Selon Sophie, « il faut encore que la vigne résiste une dizaine de jours, ensuite, ça devrait aller mieux« .
(Dans des discussions comme celles-ci, j’ai vraiment le sentiment d’être en plein feuilleton. What’s next ???)
En l’occurrence, il reste encore à passer tout l’été sans encombre, avec son lot d’orages, de grêles, et le développement d’éventuelles autres maladies. Et puis, bien sûr, une jolie maturité des raisins. Et à ce sujet, Sophie est catégorique :
« Le rendement, c’est la clé. Si l’on accepte de diminuer le rendement, il y aura une plus grande stabilité au moment des vendanges.«
Entendez par là, que, si l’on accepte de ne pas booster comme un malade sa vigne, il « suffit » (#facileàdire) de savoir ensuite attendre le bon moment pour vendanger, et avoir ainsi un bon équilibre maturité/acidité qui est a priori plus solide, plus pérenne.

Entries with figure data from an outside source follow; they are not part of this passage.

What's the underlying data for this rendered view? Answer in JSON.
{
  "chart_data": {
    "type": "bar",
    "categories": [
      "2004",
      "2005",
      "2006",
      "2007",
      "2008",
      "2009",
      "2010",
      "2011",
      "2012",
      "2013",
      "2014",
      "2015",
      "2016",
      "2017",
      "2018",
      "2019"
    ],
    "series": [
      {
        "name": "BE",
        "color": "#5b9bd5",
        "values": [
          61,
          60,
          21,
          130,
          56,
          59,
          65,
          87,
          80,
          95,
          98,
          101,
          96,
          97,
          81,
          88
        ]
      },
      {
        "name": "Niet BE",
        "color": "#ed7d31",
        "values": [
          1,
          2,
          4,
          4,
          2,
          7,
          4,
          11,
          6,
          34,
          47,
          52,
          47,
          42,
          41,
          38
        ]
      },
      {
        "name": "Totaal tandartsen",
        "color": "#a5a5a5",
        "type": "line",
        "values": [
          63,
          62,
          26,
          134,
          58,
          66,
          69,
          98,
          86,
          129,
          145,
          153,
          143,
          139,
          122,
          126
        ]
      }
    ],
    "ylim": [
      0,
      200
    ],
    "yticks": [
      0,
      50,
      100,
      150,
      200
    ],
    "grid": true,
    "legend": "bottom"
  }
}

« Nous, on vendange quasiment systématiquement 2-3 jours après nos voisins. Mais ça change beaucoup la donne.«
De fait, j’apprends que ces deux jours de décalage peuvent se traduire par une vendange à 11° potentiels d’alcool, au lieu des 9°/10° coutumiers : mais du coup, pas besoin de chaptaliser, c’est-à-dire d’ajouter du sucre pour regagner en degré d’alcool ensuite.
Ça, c’est pour la vigne.
Côté vinification, la maison Larmandier a la grande singularité de n’utiliser que des levures dites indigènes, c’est-à-dire celles contenues naturellement dans les raisins**.

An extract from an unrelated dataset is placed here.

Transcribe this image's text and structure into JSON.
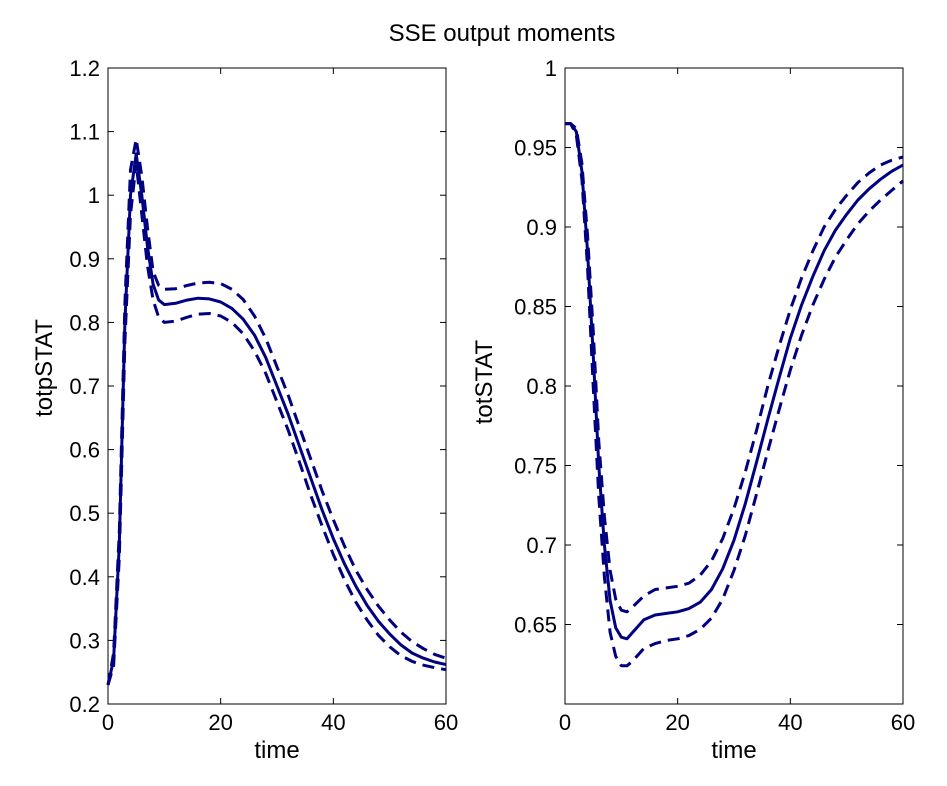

Vous l’aurez compris, ici, que ce soit dans la vigne ou dans le vin, moins on ajoute d’intrants, plus on est contents.
Si je voulais résumer les caractéristiques de cette maison, on aurait une to-do list de ce genre :
« Nous ce qu’on recherche avec l’élevage en bois, c’est la respiration«
« Le sucre, ça alourdit, ça masque aussi…«
Et côté dégustation ? Eh bien, un vrai coup de cœur pour le Terre de Vertus 2009, que je trouve à la fois rond, gourmand, vivant… Un 100 % Chardonnay, non dosé, qui me reste en bouche pendant de longues minutes.
La suite de l’histoire ? Demandez aux trois fils…
*Pierre et Sophie ont repris le domaine en 1988, et emploient 10 personnes. Ce sont donc des récoltants-manipulants, dans le jargon des champenois : ils font tout eux-mêmes.
**Normalement, un vigneron achète des levures de synthèse, et les ajoute à son moût pour provoquer la fermentation alcoolique.
***pour comparaison, en Champagne l’usage à cette étape, c’est plutôt 2 semaines, en cuves inox.
Pour plus d’informations sur le Champagne Larmandier-Bernier, vous pouvez vous rendre sur leur site Internet.
Aujourd’hui, ils se sont regroupés avec des amis vignerons qui partagent la même philosophie de la vigne et du vin, dans une association non officielle, baptisée « Trait d’Union » : le Champagne Selosse à Avize ; Jacquesson à Dizy ; Egly-Ouriet à Ambonnay ; La Closerie à Gueux, Roger Coulon à Vrigny (#attentionçapèse).